In the 1990s, Neuwirth served as a special consultant on sexual violence to the International Criminal Tribunal for Rwanda for its landmark Akayesu judgment, holding that rape is a form of genocide. She also served as Senior Legal Officer to the Tribunal for its judgment in a media case holding print and radio media accountable for their role in the Rwandan genocide.

Neuwirth subsequently directed the legal team that drafted the judgment of the Special Court for Sierra Leone convicting former Liberian President Charles Taylor of war crimes and crimes against humanity.

In 2011, she founded Donor Direct Action to raise funds for frontline women's groups working in the Democratic Republic of Congo, Somalia, Afghanistan, Nepal and other similarly situated countries and to increase the global visibility of these women's groups.
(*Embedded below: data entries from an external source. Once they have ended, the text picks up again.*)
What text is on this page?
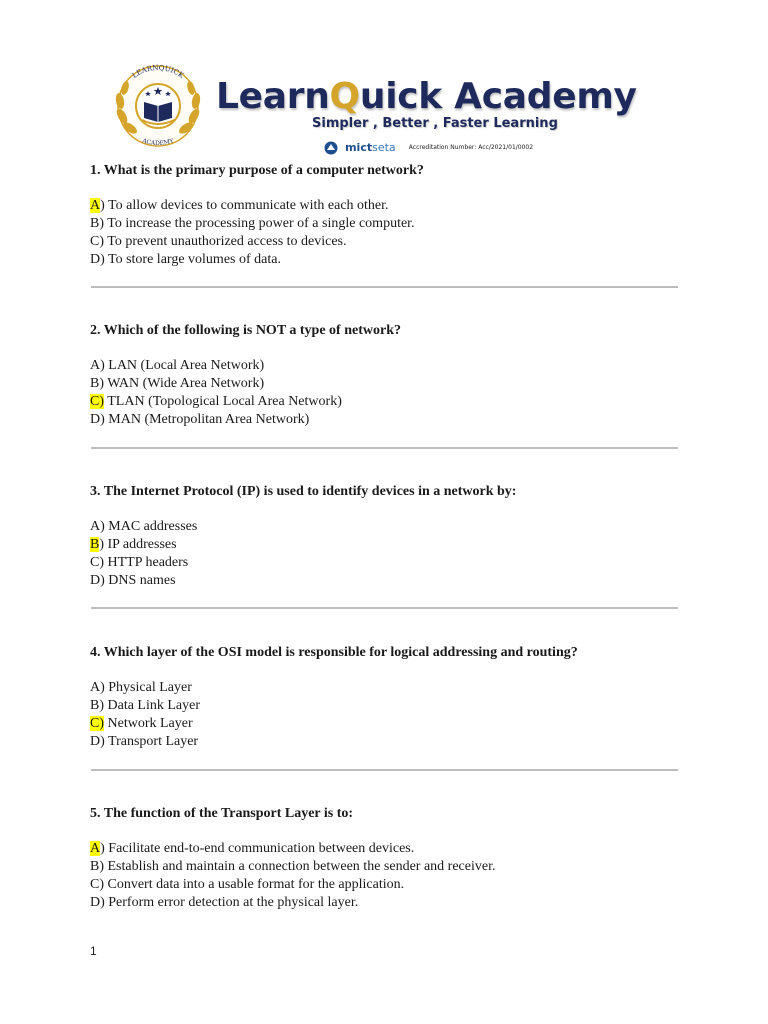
LEARNQUICK
ACADEMY
LearnQuick Academy
Simpler , Better , Faster Learning
mictseta Accreditation Number: Acc/2021/01/0002
1. What is the primary purpose of a computer network?
A) To allow devices to communicate with each other.
B) To increase the processing power of a single computer.
C) To prevent unauthorized access to devices.
D) To store large volumes of data.
2. Which of the following is NOT a type of network?
A) LAN (Local Area Network)
B) WAN (Wide Area Network)
C) TLAN (Topological Local Area Network)
D) MAN (Metropolitan Area Network)
3. The Internet Protocol (IP) is used to identify devices in a network by:
A) MAC addresses
B) IP addresses
C) HTTP headers
D) DNS names
4. Which layer of the OSI model is responsible for logical addressing and routing?
A) Physical Layer
B) Data Link Layer
C) Network Layer
D) Transport Layer
5. The function of the Transport Layer is to:
A) Facilitate end-to-end communication between devices.
B) Establish and maintain a connection between the sender and receiver.
C) Convert data into a usable format for the application.
D) Perform error detection at the physical layer.
1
In 2014, Neuwirth founded the ERA Coalition and the Fund for Women's Equality as "sister organizations". Both organizations were founded to promote sex equality and recognition of women through the addition of the Equal Rights Amendment to the United States Constitution.

As a guest lecturer, Neuwirth has taught international women's rights at Harvard Law School. In September 2018, she was appointed by Hunter College as Distinguished Lecturer and Rita E. Hauser Director of the Human Rights Program at the Roosevelt House Public Policy Institute.

Neuwirth has been published in various news outlets, primarily regarding women's issues. She published her first book, Equal Means Equal: Why the Time for an Equal Rights Amendment is Now in 2015, which examines the landmark legal cases and discriminatory injustices faced by women in the United States that inform the need for an Equal Rights Amendment.

== Awards ==
Neuwirth has received the following honors and awards:

- Susan B. Anthony Award, National Organization for Women, New York City Chapter, 1997
- Special Citation, Advice Desk for Abused Women, Durban, South Africa, 2000
- Ms. Women of the Year Award, 2003
- Visionary Ending Violence Award, Harvard Office of Sexual Assault Prevention and Response, 2005
- Edith I. Spivack Award, New York County Lawyers' Association, 2009
- Civic Spirit Award, Women's City Club, 2016
- Women's eNews - 21 Leaders for the 21st Century, 2017

In 2021, she was appointed to the rank of chevalier of the French Legion d'Honneur.